How Data Filtering Can Prevent Terrorist Attacks
The city of Nice has been called the video surveillance capital of France. The city has 1256 cameras that can be viewed from a central command center staffed by 70 workers. Yet the cameras did not stop Mohamed Lahouaiej-Bouhlel from driving a truck into the crowd of people gathered on the Promenade des Anglais to watch fireworks for Bastille Day, killing 84 and wounding 303 on July 14, 2016.
“The people who are monitoring video surveillance are already dealing with data overload. Just because you can generate more data doesn’t actually give you a solution,” says James Chong, founder and CEO of Vidsys. A real solution requires the right blend of people, process, and technology, Chong says. His company is helping monitor the Republican National Convention in Cleveland.
Algorithms, however, excel at collecting and analyzing and analyzing big data sets based on user-programmable rules.

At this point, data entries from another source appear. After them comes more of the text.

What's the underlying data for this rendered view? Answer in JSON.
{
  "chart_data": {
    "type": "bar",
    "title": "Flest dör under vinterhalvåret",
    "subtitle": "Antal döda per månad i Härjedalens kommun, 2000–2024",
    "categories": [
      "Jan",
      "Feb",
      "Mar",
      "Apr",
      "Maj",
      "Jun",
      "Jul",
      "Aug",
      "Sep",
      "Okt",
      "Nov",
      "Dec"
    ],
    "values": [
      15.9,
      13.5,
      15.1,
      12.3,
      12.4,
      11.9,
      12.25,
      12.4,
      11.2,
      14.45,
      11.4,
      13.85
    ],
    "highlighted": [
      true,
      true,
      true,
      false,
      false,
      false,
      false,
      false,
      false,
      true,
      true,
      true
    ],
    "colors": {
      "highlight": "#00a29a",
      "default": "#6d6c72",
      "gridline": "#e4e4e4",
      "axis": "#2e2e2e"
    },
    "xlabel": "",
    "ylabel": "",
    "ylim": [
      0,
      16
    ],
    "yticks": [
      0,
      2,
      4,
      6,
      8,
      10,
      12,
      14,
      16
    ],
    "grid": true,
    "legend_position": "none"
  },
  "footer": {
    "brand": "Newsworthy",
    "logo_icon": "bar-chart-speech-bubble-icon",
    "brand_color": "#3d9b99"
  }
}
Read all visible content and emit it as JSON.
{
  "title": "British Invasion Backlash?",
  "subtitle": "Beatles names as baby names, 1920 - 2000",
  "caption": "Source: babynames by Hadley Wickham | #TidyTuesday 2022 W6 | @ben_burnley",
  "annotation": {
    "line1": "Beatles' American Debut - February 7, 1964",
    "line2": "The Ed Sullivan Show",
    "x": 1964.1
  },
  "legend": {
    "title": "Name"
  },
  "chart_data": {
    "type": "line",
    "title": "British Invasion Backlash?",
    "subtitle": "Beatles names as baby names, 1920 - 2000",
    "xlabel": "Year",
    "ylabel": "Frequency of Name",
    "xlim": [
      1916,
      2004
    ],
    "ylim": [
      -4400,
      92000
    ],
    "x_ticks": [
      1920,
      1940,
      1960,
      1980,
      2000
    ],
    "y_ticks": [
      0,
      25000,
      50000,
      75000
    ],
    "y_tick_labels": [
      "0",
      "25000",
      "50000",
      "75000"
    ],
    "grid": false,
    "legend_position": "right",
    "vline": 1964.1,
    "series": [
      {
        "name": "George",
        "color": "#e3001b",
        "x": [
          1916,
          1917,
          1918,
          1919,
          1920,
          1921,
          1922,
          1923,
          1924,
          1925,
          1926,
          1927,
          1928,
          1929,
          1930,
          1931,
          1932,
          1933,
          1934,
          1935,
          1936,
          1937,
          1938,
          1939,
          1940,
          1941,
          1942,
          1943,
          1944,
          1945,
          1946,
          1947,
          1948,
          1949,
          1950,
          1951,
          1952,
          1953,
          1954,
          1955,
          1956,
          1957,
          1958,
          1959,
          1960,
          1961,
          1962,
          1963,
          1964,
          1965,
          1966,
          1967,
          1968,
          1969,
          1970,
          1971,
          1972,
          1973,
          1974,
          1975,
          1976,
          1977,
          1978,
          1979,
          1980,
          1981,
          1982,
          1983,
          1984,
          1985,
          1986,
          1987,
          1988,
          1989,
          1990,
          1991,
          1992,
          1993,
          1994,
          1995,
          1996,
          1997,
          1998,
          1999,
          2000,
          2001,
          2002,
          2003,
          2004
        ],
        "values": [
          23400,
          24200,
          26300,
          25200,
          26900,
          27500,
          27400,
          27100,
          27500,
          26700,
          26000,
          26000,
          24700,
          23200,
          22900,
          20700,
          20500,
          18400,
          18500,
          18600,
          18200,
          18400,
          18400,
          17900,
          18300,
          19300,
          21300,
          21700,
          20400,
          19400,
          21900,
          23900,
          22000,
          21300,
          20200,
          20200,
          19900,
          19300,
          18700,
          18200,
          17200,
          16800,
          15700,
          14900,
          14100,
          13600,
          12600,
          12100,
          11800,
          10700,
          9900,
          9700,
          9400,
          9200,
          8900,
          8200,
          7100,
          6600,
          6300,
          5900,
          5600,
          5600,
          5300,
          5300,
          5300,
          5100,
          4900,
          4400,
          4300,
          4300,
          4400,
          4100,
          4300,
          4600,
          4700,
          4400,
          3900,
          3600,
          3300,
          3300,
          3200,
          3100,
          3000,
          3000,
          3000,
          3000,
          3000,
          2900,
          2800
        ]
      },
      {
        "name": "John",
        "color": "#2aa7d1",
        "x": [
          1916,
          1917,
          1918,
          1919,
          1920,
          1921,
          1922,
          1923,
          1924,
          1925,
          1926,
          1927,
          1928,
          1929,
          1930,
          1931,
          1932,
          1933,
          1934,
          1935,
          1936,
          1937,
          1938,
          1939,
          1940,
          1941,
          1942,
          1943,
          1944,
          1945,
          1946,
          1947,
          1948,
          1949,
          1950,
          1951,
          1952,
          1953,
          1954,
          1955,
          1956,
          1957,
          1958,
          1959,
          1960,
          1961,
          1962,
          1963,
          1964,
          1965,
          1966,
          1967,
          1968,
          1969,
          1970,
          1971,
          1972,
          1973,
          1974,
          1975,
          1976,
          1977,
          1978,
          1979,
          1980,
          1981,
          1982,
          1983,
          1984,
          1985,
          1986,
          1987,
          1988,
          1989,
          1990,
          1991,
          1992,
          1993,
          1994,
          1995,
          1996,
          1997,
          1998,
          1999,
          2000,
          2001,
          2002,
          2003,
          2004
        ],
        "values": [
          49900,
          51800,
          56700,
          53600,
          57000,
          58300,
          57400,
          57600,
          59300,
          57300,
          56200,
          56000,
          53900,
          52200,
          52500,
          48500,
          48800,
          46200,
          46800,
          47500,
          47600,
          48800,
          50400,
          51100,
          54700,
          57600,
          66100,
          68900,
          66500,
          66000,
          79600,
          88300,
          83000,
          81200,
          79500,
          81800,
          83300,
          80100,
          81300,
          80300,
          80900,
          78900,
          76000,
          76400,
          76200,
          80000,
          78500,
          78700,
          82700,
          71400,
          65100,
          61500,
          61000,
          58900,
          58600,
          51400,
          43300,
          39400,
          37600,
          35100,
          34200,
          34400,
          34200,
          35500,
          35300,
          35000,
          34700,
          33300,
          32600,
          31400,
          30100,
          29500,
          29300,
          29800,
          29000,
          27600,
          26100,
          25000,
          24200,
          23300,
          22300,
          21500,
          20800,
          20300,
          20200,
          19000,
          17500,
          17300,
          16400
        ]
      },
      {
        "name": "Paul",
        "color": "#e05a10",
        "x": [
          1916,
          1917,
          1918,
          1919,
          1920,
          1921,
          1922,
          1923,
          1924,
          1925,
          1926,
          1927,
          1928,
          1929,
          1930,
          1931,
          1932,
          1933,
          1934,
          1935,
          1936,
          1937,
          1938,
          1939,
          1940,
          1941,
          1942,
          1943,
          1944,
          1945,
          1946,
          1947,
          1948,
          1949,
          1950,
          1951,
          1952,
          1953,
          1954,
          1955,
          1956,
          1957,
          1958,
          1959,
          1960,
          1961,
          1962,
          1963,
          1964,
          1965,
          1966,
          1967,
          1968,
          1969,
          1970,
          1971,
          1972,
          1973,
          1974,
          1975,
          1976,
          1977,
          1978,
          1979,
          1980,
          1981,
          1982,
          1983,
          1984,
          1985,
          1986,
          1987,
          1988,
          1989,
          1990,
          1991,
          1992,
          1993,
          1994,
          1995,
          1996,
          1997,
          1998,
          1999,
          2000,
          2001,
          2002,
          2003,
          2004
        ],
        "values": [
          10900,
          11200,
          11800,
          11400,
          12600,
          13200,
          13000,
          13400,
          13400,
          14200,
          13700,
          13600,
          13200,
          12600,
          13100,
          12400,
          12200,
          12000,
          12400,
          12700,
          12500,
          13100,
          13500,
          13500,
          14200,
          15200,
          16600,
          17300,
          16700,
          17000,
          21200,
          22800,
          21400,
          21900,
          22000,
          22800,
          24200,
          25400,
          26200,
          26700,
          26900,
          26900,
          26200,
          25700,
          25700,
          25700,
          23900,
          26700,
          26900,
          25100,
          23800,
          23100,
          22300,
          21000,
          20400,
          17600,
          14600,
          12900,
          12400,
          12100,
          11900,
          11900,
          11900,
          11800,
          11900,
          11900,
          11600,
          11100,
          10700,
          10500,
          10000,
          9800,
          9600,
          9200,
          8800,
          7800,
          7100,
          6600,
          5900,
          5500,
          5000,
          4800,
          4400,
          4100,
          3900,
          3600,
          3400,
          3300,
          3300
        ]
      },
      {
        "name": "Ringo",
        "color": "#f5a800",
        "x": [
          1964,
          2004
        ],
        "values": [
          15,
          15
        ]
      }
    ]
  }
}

In Vidsys’ case, the company analyzes video data based on time, location, duration, frequency, and type. Its software can also weave in relevant data from other sources, including radar, building management, social media, and so forth.
In the example of the Nice attack, the time the truck began driving towards the boardwalk would have been one red flag. This event happened close to 11 p.m. during a public holiday in France. “In terms of filtering, we could set up a rule that says: 'After 9 p.m., we want to monitor any large cars or vehicles—whether it is an 18-wheeler truck or a delivery vehicle,'” Chong says. “And each time one is spotted, a situation is created.”
Location is important, too, especially for events such as the Bastille Day gathering in Nice or the Republican National Convention in Cleveland, which gather large crowds. “You can set up electronic boundaries—a perimeter around events,” Chong says. “In the Nice example, we would have said: 'If a truck appears after 9 p.m. and is within this 2-kilometer boundary of the boardwalk, we would have been able to have our software automatically flag this situation and notify police—via text, phone, or whatever,'” he adds. Giving the police that potentially actionable data opens up the possibility of stopping an attack—or at least lessening its impact.
The value of an IoT platform is the ability to convert meaningless data into meaningful and actionable information. “Ultimately, it is all about data correlation and data filtering that makes for the real value,” Chong explains. What we have been doing is to help to filter data and to manage and to correlate it in real time. That is what people need to make a decision and take action.”